Nvidia has presented a new research work at International Conference on Robotics and Automation (ICRA) organized in Brisbane, Australia which involves teaching robots to learn from the tasks performed by Humans.
Until now, robots were trained to perform a set of instructions for a fixed number of times in an environment isolated from the very humans who programmed them. In the demonstration, Nvidia used some solid blocks of different colors and stacked them as per a fixed pattern to teach the robot to replicate the task.
The sequence of neural networks trained in the demonstration was successful in inferring the relationship between blocks and developed an autonomous program to imitate the task performed.
The video released by Nvidia shows the system trained using Nvidia Titan X GPU learned from the single demonstration performed by a human being. Since the program refers to the current state of the events, therefore, it successfully corrected the mistakes committed while performing the tasks in real time.

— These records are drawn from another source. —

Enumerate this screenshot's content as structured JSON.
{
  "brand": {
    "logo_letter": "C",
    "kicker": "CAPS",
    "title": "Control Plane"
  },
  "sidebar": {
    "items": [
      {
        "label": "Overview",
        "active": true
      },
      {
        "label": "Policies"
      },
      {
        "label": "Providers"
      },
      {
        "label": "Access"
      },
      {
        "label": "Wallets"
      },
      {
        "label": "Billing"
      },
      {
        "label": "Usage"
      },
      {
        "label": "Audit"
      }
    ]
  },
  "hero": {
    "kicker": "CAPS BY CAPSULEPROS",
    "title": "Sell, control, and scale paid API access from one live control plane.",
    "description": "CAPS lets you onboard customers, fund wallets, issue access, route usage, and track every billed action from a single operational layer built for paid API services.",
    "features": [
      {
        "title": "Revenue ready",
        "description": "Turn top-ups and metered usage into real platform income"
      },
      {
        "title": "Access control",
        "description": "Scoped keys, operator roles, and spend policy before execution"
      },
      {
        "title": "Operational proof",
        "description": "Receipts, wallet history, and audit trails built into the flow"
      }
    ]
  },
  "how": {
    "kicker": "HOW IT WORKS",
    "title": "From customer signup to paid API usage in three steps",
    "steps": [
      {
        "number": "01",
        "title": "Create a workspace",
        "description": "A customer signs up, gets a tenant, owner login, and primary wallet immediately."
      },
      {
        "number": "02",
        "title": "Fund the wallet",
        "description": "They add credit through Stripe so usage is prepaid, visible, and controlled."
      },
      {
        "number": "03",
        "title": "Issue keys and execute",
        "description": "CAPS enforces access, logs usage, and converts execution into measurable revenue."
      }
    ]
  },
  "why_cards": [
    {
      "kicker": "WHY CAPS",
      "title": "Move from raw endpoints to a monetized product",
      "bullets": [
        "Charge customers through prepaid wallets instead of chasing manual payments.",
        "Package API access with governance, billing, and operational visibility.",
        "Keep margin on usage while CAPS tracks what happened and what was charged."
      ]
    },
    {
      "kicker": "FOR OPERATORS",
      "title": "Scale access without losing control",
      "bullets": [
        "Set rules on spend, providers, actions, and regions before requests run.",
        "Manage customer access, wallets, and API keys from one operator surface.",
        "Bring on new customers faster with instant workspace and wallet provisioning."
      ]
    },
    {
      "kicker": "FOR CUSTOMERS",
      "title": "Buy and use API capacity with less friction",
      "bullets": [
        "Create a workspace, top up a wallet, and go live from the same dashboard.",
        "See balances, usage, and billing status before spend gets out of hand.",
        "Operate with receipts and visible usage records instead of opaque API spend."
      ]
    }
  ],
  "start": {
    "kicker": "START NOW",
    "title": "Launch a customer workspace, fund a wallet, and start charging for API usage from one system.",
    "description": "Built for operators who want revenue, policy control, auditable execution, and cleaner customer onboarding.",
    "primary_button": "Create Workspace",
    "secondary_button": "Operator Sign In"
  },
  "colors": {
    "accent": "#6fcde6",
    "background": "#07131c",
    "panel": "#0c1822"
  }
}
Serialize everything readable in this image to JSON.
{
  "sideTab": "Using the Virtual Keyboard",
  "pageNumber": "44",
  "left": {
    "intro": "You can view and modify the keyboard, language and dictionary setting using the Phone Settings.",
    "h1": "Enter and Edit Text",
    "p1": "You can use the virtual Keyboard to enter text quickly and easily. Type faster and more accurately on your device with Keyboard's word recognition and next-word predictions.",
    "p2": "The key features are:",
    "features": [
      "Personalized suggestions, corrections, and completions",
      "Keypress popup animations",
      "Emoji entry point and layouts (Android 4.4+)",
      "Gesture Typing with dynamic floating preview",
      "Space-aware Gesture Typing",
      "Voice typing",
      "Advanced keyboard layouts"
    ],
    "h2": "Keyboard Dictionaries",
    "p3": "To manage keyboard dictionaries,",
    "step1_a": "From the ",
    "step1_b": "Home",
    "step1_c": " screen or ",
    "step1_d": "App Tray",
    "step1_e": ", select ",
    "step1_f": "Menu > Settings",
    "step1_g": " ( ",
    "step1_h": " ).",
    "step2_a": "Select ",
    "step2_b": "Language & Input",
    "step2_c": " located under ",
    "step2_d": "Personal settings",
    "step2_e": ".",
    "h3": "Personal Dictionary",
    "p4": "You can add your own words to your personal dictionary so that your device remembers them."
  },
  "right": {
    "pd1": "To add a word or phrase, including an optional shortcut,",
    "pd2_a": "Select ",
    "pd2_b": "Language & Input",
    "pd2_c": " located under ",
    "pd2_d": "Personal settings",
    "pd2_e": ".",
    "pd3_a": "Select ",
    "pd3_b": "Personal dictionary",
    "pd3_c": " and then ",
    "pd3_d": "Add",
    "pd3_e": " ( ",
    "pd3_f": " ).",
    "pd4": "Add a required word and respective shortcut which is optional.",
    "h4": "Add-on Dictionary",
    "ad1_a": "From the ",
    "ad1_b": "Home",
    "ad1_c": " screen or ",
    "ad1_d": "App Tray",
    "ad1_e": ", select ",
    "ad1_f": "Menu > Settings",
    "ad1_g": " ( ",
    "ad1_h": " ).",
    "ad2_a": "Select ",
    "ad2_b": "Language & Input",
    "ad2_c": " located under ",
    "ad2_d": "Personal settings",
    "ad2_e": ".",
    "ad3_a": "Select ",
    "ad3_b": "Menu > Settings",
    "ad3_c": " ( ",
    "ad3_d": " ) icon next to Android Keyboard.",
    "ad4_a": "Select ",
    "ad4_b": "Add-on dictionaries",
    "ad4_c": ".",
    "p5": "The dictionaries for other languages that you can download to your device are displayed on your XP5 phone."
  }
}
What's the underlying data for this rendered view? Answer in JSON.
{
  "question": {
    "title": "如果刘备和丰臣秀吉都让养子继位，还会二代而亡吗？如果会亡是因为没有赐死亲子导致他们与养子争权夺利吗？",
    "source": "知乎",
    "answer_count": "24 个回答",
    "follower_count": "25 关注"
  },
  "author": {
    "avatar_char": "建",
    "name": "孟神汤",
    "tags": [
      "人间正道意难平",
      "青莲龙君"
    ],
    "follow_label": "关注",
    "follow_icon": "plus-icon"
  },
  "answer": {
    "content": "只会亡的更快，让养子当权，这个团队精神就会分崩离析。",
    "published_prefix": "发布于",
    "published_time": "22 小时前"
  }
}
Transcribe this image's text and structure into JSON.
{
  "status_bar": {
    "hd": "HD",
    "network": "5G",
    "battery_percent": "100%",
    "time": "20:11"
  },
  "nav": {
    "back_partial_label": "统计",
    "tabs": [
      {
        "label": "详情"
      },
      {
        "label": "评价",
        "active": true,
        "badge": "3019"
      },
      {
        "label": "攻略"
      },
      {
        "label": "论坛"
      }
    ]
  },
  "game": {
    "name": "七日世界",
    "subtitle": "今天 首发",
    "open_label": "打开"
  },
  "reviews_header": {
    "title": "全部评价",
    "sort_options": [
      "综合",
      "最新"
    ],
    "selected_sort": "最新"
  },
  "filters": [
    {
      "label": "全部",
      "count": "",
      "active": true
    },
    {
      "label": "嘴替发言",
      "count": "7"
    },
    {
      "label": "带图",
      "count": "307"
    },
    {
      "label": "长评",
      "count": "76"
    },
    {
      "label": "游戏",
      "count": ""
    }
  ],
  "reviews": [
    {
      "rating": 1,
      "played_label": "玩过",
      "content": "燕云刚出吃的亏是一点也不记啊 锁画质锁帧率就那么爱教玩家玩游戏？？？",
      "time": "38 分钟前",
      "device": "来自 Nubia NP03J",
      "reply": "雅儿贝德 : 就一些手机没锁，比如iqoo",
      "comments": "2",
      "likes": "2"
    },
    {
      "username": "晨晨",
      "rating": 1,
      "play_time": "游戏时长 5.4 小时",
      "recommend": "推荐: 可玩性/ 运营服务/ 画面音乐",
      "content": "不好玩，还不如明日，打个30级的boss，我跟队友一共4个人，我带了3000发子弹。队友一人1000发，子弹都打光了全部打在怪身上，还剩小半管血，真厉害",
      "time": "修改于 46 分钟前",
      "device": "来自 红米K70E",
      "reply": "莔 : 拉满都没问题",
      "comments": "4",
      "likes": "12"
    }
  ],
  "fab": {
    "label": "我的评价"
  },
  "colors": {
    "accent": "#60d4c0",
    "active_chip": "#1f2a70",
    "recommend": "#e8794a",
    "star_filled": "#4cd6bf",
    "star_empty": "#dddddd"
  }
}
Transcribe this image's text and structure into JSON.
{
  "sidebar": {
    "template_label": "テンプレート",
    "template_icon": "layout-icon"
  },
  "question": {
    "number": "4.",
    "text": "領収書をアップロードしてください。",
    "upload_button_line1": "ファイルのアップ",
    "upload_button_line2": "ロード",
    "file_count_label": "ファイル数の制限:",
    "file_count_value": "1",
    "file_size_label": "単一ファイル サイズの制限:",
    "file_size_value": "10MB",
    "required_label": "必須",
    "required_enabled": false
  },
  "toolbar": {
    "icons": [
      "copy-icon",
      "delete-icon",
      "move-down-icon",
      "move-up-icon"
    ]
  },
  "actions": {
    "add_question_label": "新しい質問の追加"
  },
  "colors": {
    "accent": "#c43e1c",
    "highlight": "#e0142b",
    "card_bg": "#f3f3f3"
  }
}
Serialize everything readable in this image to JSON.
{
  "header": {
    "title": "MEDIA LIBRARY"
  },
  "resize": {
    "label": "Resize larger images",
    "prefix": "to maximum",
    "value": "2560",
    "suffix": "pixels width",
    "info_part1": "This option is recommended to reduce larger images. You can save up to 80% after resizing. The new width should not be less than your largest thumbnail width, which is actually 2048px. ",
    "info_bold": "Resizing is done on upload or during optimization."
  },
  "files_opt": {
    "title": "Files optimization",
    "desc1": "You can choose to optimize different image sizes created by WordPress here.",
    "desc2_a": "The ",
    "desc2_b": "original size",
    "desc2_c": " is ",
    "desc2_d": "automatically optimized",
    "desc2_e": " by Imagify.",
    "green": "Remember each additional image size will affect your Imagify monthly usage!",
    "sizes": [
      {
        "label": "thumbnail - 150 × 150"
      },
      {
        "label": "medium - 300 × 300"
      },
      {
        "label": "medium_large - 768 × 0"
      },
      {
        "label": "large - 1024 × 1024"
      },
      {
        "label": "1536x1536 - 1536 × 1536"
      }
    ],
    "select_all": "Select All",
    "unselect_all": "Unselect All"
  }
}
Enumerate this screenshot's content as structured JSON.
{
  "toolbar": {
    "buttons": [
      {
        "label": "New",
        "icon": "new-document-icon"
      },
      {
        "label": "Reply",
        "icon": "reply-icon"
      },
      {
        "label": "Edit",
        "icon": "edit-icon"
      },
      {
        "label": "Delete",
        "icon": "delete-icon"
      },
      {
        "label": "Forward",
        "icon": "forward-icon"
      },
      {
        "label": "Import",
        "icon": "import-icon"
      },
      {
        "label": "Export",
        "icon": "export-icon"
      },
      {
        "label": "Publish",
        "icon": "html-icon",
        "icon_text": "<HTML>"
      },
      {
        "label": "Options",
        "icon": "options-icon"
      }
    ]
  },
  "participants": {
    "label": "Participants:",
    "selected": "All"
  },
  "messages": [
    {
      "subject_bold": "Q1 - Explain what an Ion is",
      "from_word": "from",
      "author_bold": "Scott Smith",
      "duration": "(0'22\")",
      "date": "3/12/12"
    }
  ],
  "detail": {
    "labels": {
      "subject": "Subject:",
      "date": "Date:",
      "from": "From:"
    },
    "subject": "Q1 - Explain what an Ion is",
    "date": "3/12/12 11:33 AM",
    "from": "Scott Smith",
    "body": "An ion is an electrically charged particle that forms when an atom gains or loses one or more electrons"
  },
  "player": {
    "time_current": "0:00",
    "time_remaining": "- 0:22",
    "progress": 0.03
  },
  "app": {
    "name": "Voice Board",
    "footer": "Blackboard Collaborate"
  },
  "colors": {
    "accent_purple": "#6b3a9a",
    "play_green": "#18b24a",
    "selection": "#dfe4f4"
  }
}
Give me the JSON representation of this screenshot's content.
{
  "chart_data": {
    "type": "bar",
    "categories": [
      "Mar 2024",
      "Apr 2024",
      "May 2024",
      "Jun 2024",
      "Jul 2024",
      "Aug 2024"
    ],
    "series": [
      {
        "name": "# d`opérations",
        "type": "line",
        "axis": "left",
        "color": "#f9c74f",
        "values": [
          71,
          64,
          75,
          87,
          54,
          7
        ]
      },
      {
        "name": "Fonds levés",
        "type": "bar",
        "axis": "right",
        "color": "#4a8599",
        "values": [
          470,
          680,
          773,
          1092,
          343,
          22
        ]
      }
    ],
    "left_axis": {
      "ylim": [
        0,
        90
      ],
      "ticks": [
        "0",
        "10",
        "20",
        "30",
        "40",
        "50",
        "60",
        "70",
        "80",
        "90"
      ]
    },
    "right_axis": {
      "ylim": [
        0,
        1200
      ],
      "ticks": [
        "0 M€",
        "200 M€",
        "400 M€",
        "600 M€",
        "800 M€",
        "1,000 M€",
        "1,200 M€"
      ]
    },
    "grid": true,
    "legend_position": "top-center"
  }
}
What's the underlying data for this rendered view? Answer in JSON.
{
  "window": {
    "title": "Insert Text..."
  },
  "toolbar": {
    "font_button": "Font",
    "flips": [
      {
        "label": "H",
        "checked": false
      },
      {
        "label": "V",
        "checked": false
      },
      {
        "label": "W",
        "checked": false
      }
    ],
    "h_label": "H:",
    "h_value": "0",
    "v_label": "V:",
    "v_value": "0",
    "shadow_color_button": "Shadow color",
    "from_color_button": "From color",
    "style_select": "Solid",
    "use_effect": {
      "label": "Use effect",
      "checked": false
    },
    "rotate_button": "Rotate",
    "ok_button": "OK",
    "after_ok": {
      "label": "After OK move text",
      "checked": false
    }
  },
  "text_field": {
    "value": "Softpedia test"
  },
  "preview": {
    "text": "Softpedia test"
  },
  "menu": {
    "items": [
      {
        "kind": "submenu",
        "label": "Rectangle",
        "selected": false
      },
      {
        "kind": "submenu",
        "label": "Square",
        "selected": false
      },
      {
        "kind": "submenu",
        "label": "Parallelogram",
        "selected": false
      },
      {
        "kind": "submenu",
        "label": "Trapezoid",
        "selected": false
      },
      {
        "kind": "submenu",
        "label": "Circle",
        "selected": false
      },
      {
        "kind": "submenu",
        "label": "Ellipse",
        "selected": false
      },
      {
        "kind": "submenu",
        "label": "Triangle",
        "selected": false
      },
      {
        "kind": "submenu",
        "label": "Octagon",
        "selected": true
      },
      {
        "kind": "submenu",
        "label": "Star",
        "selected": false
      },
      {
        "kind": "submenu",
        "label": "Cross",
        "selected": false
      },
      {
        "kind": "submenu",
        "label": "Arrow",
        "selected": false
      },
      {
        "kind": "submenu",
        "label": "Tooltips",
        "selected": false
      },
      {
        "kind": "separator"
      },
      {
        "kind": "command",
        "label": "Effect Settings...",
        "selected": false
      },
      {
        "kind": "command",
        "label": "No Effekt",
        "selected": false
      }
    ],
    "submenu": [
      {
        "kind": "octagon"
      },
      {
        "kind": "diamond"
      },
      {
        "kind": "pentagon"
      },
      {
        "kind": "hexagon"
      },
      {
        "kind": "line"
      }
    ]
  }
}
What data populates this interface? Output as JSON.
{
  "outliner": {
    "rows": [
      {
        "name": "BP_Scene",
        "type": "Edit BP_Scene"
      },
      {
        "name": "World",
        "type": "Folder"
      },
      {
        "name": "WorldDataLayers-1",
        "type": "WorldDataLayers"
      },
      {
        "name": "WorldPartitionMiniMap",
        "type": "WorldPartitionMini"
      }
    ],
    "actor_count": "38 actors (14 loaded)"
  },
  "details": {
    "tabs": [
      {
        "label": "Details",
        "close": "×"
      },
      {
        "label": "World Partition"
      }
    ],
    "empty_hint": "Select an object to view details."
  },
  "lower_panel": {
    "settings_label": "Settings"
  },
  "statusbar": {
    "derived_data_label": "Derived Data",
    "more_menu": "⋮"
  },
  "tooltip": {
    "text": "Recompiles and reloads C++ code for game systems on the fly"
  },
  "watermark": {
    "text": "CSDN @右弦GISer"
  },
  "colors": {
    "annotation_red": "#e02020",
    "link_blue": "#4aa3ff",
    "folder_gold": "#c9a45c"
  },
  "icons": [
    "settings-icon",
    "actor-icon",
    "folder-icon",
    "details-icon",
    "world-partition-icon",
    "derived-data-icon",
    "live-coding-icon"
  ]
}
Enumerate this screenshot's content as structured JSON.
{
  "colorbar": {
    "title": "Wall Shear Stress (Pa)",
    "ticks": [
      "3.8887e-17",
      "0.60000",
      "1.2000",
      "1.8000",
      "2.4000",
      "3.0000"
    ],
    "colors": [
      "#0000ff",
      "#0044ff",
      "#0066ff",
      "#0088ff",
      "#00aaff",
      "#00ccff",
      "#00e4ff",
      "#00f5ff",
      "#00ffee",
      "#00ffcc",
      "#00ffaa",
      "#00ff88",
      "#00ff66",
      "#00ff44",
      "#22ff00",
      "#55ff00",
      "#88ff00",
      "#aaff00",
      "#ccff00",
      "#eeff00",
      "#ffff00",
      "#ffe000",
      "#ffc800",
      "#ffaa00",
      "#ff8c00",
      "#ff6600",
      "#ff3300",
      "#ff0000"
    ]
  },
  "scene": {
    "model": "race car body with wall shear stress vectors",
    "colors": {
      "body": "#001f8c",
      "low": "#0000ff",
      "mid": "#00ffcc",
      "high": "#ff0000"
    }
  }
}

“A camera acquires a live video feed of a scene, and the positions and relationships of objects in the scene are inferred in real time by a pair of neural networks. The resulting percepts are fed to another network that generates a plan to explain how to recreate those perceptions,” read Nvidia’s blog.
The research is aimed at cutting down the cost involved in reprogramming a robot for performing a set of tasks. “What we’re interested in doing is making it easier for a non-expert user to teach a robot a new task by simply showing it what to do,” said Stan Birchfield, the principal scientist involved in the research.
With this research, Nvidia has joined the league of companies including Google and SRI that are making advancements in the field of AI to develop AI-based systems that are intelligent and possess “common sense.”